Millionaire's Woman
For once Ellie had to agree with him. “I’m surprised he didn’t refuse her request, then.”
“He couldn’t. Mom threatened to screw up some business deal he was working on. Uncle Garek was pretty hot under the collar about it.”
Appalled, Ellie stared at Karen. “How do you know all this?”
“They were arguing about it on Christmas Eve. They argue a lot. Uncle Garek hates my mom.”
“I doubt that’s true,” Ellie said automatically, then paused. “I think he’s just very angry at her for trying to hurt his business,” she said more slowly.
Karen shrugged. “Same difference. He hardly ever comes over to our house anymore.”
“Did he use to?”
“Yeah, when I was a little kid. He took me to the park and baseball games and stuff like that. Once he took me to the symphony.”
“The symphony?”
“Yeah. For my birthday. I was thirteen years old and he bought me a white lace dress with a blue satin bow.” Once more, the cynical expression slipped, revealing pure, naked emotion. For a moment, the girl’s face was full of such wistfulness, such yearning, that Ellie’s breath caught. Then the mask descended once more and Karen sneered. “It was a little kid’s dress. I didn’t want to wear it, but Mom insisted. I hated it and I hated the stupid symphony. All that lame classical music. Uncle Garek stopped coming by after that. He said he had to work.”
Ellie said gently, “That was probably true.”
Karen shrugged again. “Yeah, right. At least he buys good presents. He got me a computer for Christmas, and he bought my mom an emerald and ruby necklace. Actually, I thought the necklace was kind of ugly, but Mom didn’t care. She always returns everything he gives her for the cash.”
Ellie remembered the gaudy necklace with shock. She’d imagined his sister treasuring the ugly jewelry as a sign of his affection—instead, it appeared the woman only cared about the monetary value. Did Garek know? Probably. His anger at his sister obviously went back a long way. But oddly enough, in spite of all the anger and bitterness, she sensed that he really did care about Doreen—
“So what’s the deal here?” Karen asked, bending over to look more closely at a fishbone hung in a frame. “Are you my aunt now, or what?”
Ellie froze. “What are you talking about?”
“You and Uncle Garek are married, right?

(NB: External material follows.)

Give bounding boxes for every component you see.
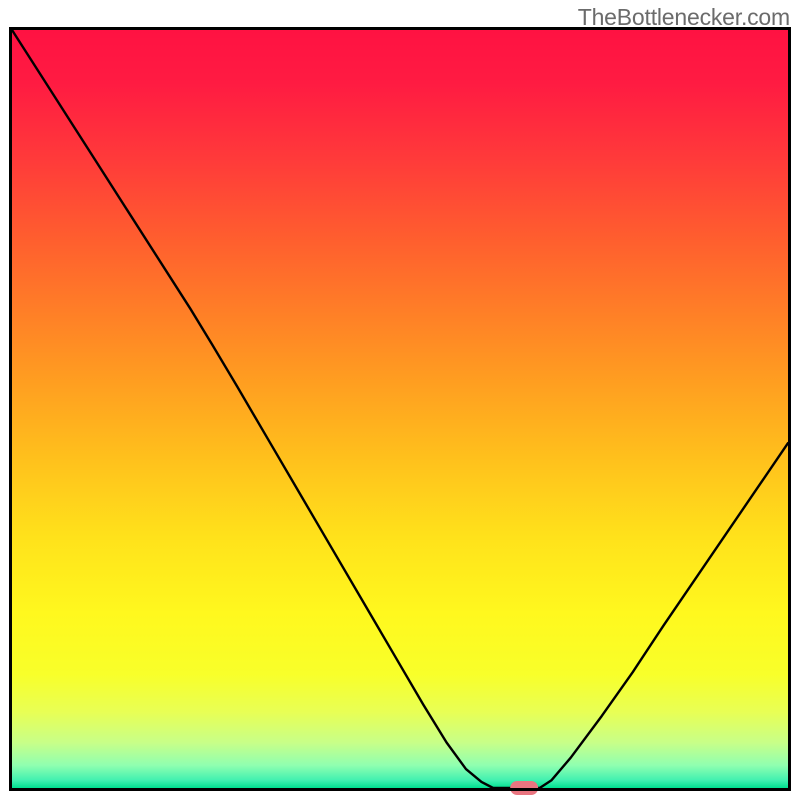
- bottleneck-chart: TheBottlenecker.com: [0, 0, 800, 800]
- gradient-background: [12, 30, 788, 788]
- watermark-label: TheBottlenecker.com: [578, 4, 790, 31]
- chart-canvas: [0, 0, 800, 800]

He told Mom last night. She’s absolutely livid.”
Karen’s warning should have prepared Ellie for the phone call she’d received shortly after the girl left—but it hadn’t. Remembering the unpleasant conversation, she glared at the South American rodent in the enclosure in front of her, then turned her gaze to its North American counterpart standing next to her. “Did you have to tell your sister?” she asked.
Garek slanted a glance at her. “She gave you a hard time, I take it.”
“Did she ever!” Indignation rose in Ellie at the memory. Karen had given her a blatantly skeptical look when Ellie denied the marriage and had left the gallery a few minutes later; Doreen hadn’t been nearly so restrained. “The names she called me! And when I finally got her calmed down enough to explain that the ceremony was invalid, that we weren’t really married, she called me a liar!”
“Sorry about that,” he murmured.
She looked at him suspiciously. “But why did you tell her?”
“It just slipped out.”
Ellie gripped the iron railing. “You’ve never struck me as the type to let things slip.”
“Maybe you don’t know me as well as you think.”
“I know as much as I want to know.”
“Are you so sure, Ellie? Why won’t you give me a second chance?”
“Why should I?”
“I don’t know.” He ran his fingers through his hair. “I just know that I don’t want you to disappear from my life until we’ve had a chance to explore this attraction between us.”
She glared at him. “Is that what this is all about? Are you still hoping to get me into bed? Well, you won’t. I wouldn’t go to bed with you if the world was about to end. I wouldn’t go to bed with you if the survival of the human species depended on it. I wouldn’t go to bed with you if—”
“Okay, okay,” he said. “I get the idea.”